We implemented distributed tracing using OpenTelemetry and saw immediate value:
- Reduced mean time to detection (MTTD) by 60%
- Identified cross-service performance bottlenecks
- Clear understanding of request flows through the system
Critical practices:
- Automatic trace propagation across services
- Sampling strategy (100% for errors, 1% for success)
- Correlation IDs linking traces to logs and metrics
- Span attributes for business context (user tier, feature flags)
The Tools We Use
Our observability stack evolved through trial and error:
Core Components
- Prometheus + Thanos: Metrics collection and long-term storage
- Loki: Cost-effective log aggregation
- Tempo: Distributed tracing backend
- Grafana: Unified visualization layer
- AlertManager: Alert routing and de-duplication
Integration Layer
- OpenTelemetry Collector: Centralized telemetry processing
- Vector: Log routing and transformation
- Promtail: Log shipping to Loki
Lessons Learned the Hard Way
1. Instrumentation is Code
Treat your observability instrumentation with the same rigor as your application code:
- Code reviews for new metrics
- Tests for alert rules
- Version control for dashboards
- Documentation for what metrics mean
2. Default to Structured Data
Every log line, metric label, and trace attribute should follow a schema. We created service templates with:
- Pre-configured logging libraries
- Standard metric naming conventions
- Required trace attributes
- Automatic correlation ID injection
3. Cardinality is Everything
We now have automated checks that reject metric labels that could cause cardinality explosions:
# Allowed labels
- service_name
- endpoint
- status_code
- availability_zone
# Blocked labels (high cardinality)
- customer_id
- request_id
- user_agent
- timestamp
4. Make Alerts Actionable
Every alert must have:
- Clear ownership (who gets paged)
- Runbook link (what to do)
- Context (why it matters)
- Threshold reasoning (how we chose the value)
Bad alert:
alert: HighErrorRate
expr: rate(errors[5m]) > 10
Good alert:
alert: PaymentProcessingErrors
expr: |
rate(payment_errors_total{severity="critical"}[5m]) > 0.01
and
sum(rate(payment_errors_total[5m])) by (error_type) > 5
annotations:
summary: "Critical payment processing errors detected"

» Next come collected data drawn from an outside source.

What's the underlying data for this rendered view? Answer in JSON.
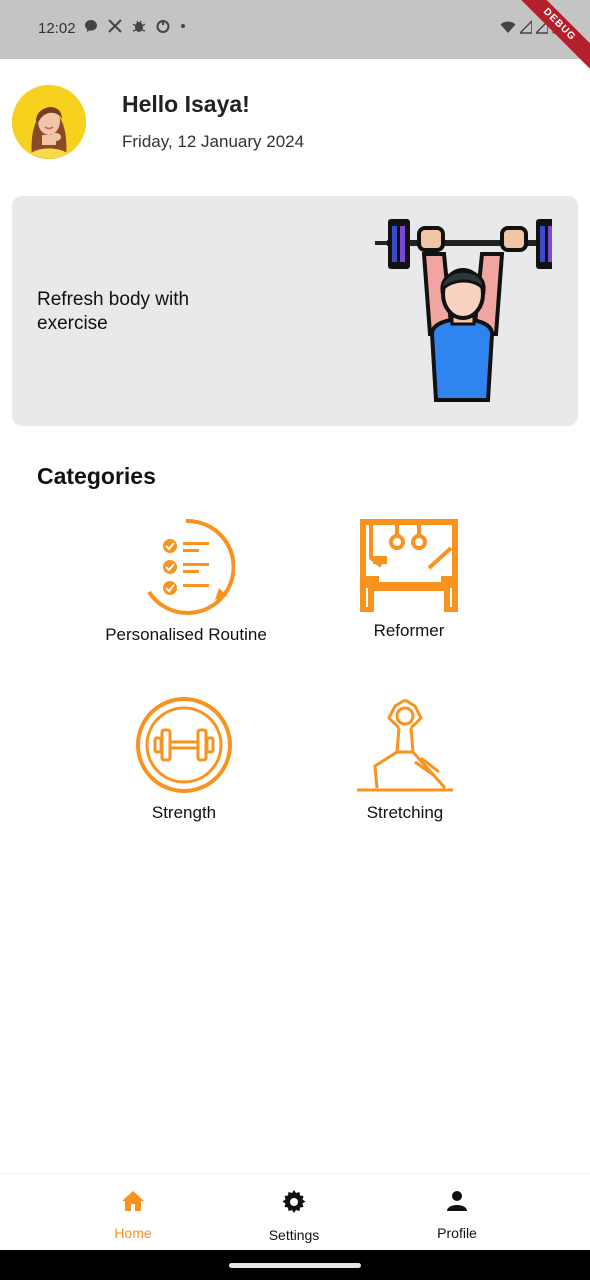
{
  "status_bar": {
    "time": "12:02",
    "debug_label": "DEBUG",
    "left_icons": [
      "messages-icon",
      "x-icon",
      "bug-icon",
      "shield-icon",
      "dot-icon"
    ],
    "right_icons": [
      "wifi-icon",
      "signal-icon",
      "signal-icon",
      "battery-icon"
    ]
  },
  "header": {
    "greeting": "Hello Isaya!",
    "date": "Friday, 12 January 2024"
  },
  "banner": {
    "text": "Refresh body with exercise"
  },
  "categories": {
    "title": "Categories",
    "items": [
      {
        "label": "Personalised Routine",
        "icon": "checklist-icon"
      },
      {
        "label": "Reformer",
        "icon": "reformer-icon"
      },
      {
        "label": "Strength",
        "icon": "dumbbell-icon"
      },
      {
        "label": "Stretching",
        "icon": "yoga-icon"
      }
    ]
  },
  "bottom_nav": {
    "items": [
      {
        "label": "Home",
        "icon": "home-icon",
        "active": true
      },
      {
        "label": "Settings",
        "icon": "gear-icon",
        "active": false
      },
      {
        "label": "Profile",
        "icon": "person-icon",
        "active": false
      }
    ]
  },
  "colors": {
    "accent": "#f7931e",
    "status_bar": "#c4c4c4",
    "banner_bg": "#e8e9ea",
    "nav_inactive": "#111111",
    "debug_ribbon": "#b3202a"
  }
}
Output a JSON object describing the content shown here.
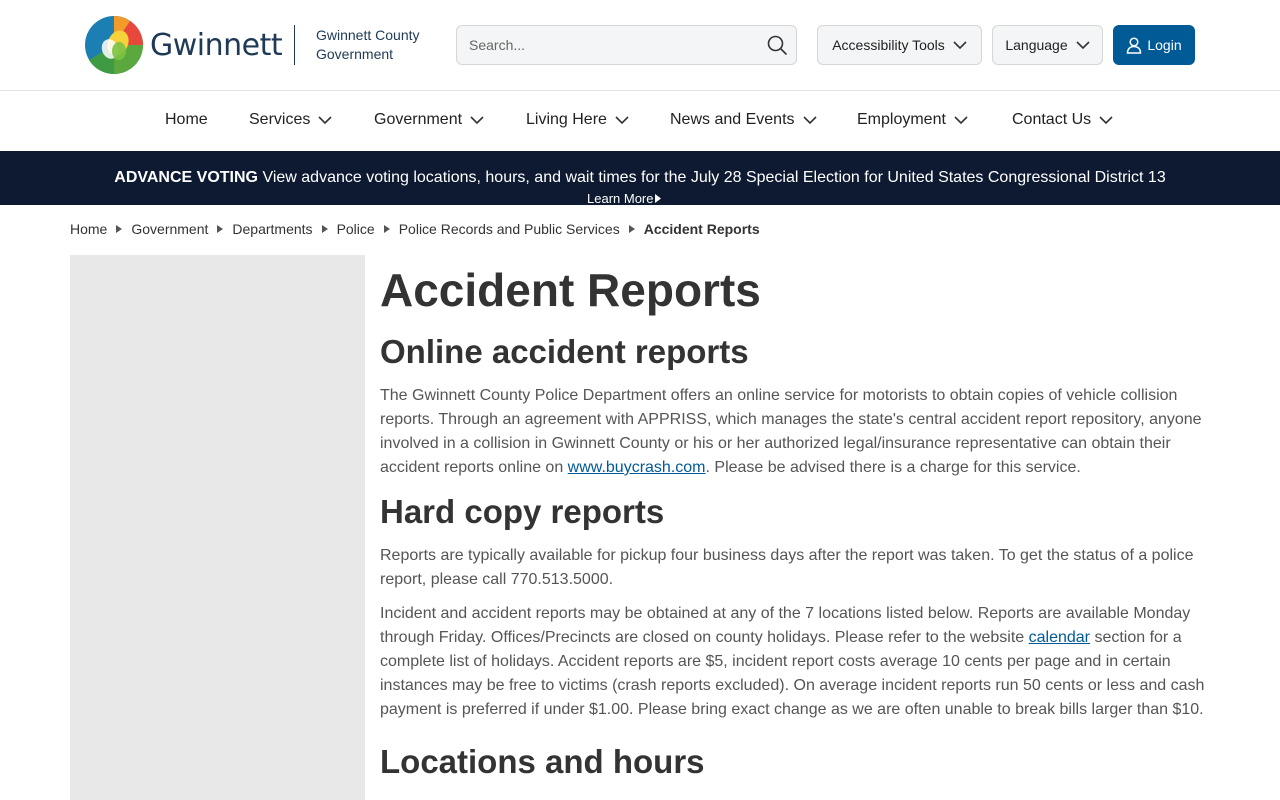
{
  "header": {
    "logo_word": "Gwinnett",
    "logo_sub_line1": "Gwinnett County",
    "logo_sub_line2": "Government",
    "search_placeholder": "Search...",
    "accessibility_label": "Accessibility Tools",
    "language_label": "Language",
    "login_label": "Login",
    "login_color": "#005a96"
  },
  "nav": {
    "items": [
      {
        "label": "Home"
      },
      {
        "label": "Services"
      },
      {
        "label": "Government"
      },
      {
        "label": "Living Here"
      },
      {
        "label": "News and Events"
      },
      {
        "label": "Employment"
      },
      {
        "label": "Contact Us"
      }
    ]
  },
  "alert": {
    "bold": "ADVANCE VOTING",
    "text": "View advance voting locations, hours, and wait times for the July 28 Special Election for United States Congressional District 13",
    "link": "Learn More",
    "bg_color": "#0d1a31"
  },
  "breadcrumb": {
    "items": [
      "Home",
      "Government",
      "Departments",
      "Police",
      "Police Records and Public Services"
    ],
    "current": "Accident Reports"
  },
  "content": {
    "title": "Accident Reports",
    "online_heading": "Online accident reports",
    "online_text_before": "The Gwinnett County Police Department offers an online service for motorists to obtain copies of vehicle collision reports. Through an agreement with  APPRISS, which manages the state's central accident report repository, anyone involved in a collision in Gwinnett County or his or her authorized legal/insurance representative can obtain their accident reports online on ",
    "online_link": "www.buycrash.com",
    "online_text_after": ". Please be advised there is a charge for this service.",
    "hard_heading": "Hard copy reports",
    "hard_p1": "Reports are typically available for pickup four business days after the report was taken. To get the status of a police report, please call 770.513.5000.",
    "hard_p2_before": "Incident and accident reports may be obtained at any of the 7 locations listed below.   Reports are available Monday through Friday. Offices/Precincts are closed on county holidays.  Please refer to the website ",
    "hard_p2_link": "calendar",
    "hard_p2_after": " section for a complete list of holidays.  Accident reports are $5, incident report costs average 10 cents per page and in certain instances may be free to victims (crash reports excluded).  On average incident reports run 50 cents or less and cash payment is preferred if under $1.00.   Please bring exact change as we are often unable to break bills larger than $10.",
    "locations_heading": "Locations and hours"
  }
}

description: "{{ $value }} payment errors per second"
runbook: "https://wiki.company.com/runbooks/payment-errors"
impact: "Customers cannot complete purchases"
labels:
severity: page
team: payments
5. Cost Governance from Day One
We implemented cost controls early:
- Metric retention tiers (7d, 30d, 1y based on importance)
- Automatic log sampling for verbose services
- Budget alerts at team level
- Quarterly review of highest-cost signals
Scaling Strategies
Horizontal Scaling
- Prometheus federation for multiple clusters
- Separate Loki instances per environment
- Regional Tempo deployments for trace collection
Vertical Optimization
- Recording rules to reduce query load
- Log aggregation pipelines with Vector
- Trace sampling based on error rates and latency
Data Lifecycle
- Hot storage (7 days): SSD-backed, fast queries
- Warm storage (30 days): Object storage, acceptable latency
- Cold storage (1 year): Compressed archives, rare access
Measuring Observability
We track our observability platform itself:
Reliability metrics:
- Query success rate (target: >99.9%)
- P95 query latency (target: <5s)
- Ingestion lag (target: <30s)
Cost metrics:
- Cost per GB ingested
- Cost per 1M metrics
- Total observability spend as % of infrastructure
Value metrics:
- MTTD (mean time to detection)
- MTTR (mean time to resolution)
- Number of incidents found through proactive monitoring
The Bottom Line
Building observability at scale requires:
- Discipline: Enforce standards across teams
- Trade-offs: Not everything needs to be monitored
- Iteration: Your first stack won't be your last
- Cost awareness: Observability can get expensive fast
- Ownership: Make teams responsible for their telemetry
The goal isn't perfect observability—it's actionable insights at reasonable cost. Start with the essentials, measure what matters, and evolve as you scale.
Resources
Remember: The best observability strategy is the one your team will actually use. Keep it simple, make it actionable, and iterate based on real needs.